David Beck


Follow on GitHub

5 Lessons Learnt From Choosing Zeromq And Protobuf

17 Sep 2015 by David Beck on [LinkedIn] / [Feed]
submit to reddit

We implemented a new distributed system from scratch. One of the goals was to make this extendible by adding new components easily in different programming languages. I was looking for a solution to pass serialized data between them without worrying too much about performance and cross language compatibility. This practically ruled out a few popular options at square one, like HTTP, Json, XML, Web Services. Fortunately there were quite some others:

Originally these options didn’t look like very different. All have efficient serialization. Handle data transport between components and cover many programming languages.

I liked ZeroMQ + Protobuf option better than the others because it sounded like well optimized transport with Publish-Subscribe built in.

This topic is about a few of our experiences that we earnt the hard way.

1. ZeroMQ Request Reply

If I were creating the ZeroMQ docs I would start with “Don’t use REQ-REP because there is very little chance that it does what you need”. What I found instead is that it starts describing REQ-REP as a showcase of how easy it is to use ZeroMQ.

The issue with REQ-REP is that it allows one request to be served in parallel and due to the fact that it requires to send a reply for every request it is very fragile.

Example: I have a third party service that I want to wrap in a ZeroMQ interface. I am receiving ZeroMQ requests that I translate into a native request to this third party service. If this external service becomes slow or stops responding than it becomes very inconvenient to handle this on the ZeroMQ side.

Advice: use REQ-ROUTER sockets all the time because REP sockets are pretty useless for any real world application.

2. ZeroMQ Portability

When I read the docs I was happy to see that ZeroMQ has many language bindings so this is pretty portable. In other places I read that it is secure thanks to the developments introduced in 4.x and upwards. What people forgot to mention is that these two don’t happen at the same time.

Even if there is a security model in 4.x, it is not available in many language bindings that I was interested in. These are niche languages that very few people use like Java that has no support for 4.x. Other less common choices like Erlang, Elixir are also unavailable if you want security.

3. Protocol Buffers Performance

I trusted protobuf quite a lot at the beginning of the project even to the point when we ran into a performance issue I was rather looking at very unlikely places than protobuf. When I analyzed the issue further it slowly became clear that protobuf has a few weaknesses. Memory allocation is the biggest.

In our case we passed values in arrays.
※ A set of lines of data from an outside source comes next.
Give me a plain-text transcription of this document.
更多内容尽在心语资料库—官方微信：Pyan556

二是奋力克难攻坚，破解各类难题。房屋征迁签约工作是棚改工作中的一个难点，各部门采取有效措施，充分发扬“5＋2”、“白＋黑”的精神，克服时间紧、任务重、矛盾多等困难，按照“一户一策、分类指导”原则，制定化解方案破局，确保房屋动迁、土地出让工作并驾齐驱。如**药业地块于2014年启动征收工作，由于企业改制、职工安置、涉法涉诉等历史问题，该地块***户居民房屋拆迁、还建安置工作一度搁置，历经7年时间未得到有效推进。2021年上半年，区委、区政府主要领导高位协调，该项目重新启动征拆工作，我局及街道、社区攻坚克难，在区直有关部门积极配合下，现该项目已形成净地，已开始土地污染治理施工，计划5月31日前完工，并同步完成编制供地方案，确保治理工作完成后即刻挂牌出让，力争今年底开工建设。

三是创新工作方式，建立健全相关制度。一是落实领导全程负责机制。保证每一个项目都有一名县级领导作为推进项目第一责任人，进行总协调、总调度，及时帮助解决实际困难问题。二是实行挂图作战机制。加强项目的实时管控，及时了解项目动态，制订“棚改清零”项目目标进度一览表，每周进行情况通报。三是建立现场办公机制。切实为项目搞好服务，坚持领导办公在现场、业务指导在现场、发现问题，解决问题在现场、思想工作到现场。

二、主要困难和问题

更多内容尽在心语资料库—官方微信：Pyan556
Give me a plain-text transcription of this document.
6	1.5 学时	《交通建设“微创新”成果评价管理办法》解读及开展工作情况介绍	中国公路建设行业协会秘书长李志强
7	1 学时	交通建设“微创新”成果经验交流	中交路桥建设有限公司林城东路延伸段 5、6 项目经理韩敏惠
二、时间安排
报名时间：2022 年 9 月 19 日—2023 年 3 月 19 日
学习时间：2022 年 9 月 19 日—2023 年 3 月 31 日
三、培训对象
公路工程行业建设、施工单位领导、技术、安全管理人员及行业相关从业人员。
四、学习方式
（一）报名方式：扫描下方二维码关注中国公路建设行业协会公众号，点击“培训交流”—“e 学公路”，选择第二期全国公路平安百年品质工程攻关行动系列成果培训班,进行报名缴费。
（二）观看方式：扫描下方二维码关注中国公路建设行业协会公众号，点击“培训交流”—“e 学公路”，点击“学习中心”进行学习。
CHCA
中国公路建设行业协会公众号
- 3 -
It turned out that passing string arrays is hopelessly slow and passing numeric types in arrays is about twice as slow as it could be. The reason is memory allocation. Protobuf allocates a string object for each string item it receives in the array. A typical message in our system has 25.000 strings or numerics in the array we pass.

I chose to write a deserializer for this one message type that reuses the tag bytes as zero terminator between the elements in the string array. For the numeric types I preallocated a large enough buffer in one step to place my items into that. Ther result is 20x faster for strings and twice as fast for numeric types.

Advice: look at flatbuffers

4. Protocol Buffers Size Constraints

The default message size limit is 64MB for protocol buffers. This can be changed. In our case, for every single programming language that we want to support. Not very convenient.

5. Protocol Buffers Enums

One often advertised feature of protobuf is that it is easy to be extended by new messages. We created a wrapper message with an enum to tell what kind of optional message follows. This allowed us to occasionally add new message types into the outer wrapper. We realized afterwards that different language bindings have different tolerance for this approach.

Hint: C++ and Javascript differs significantly.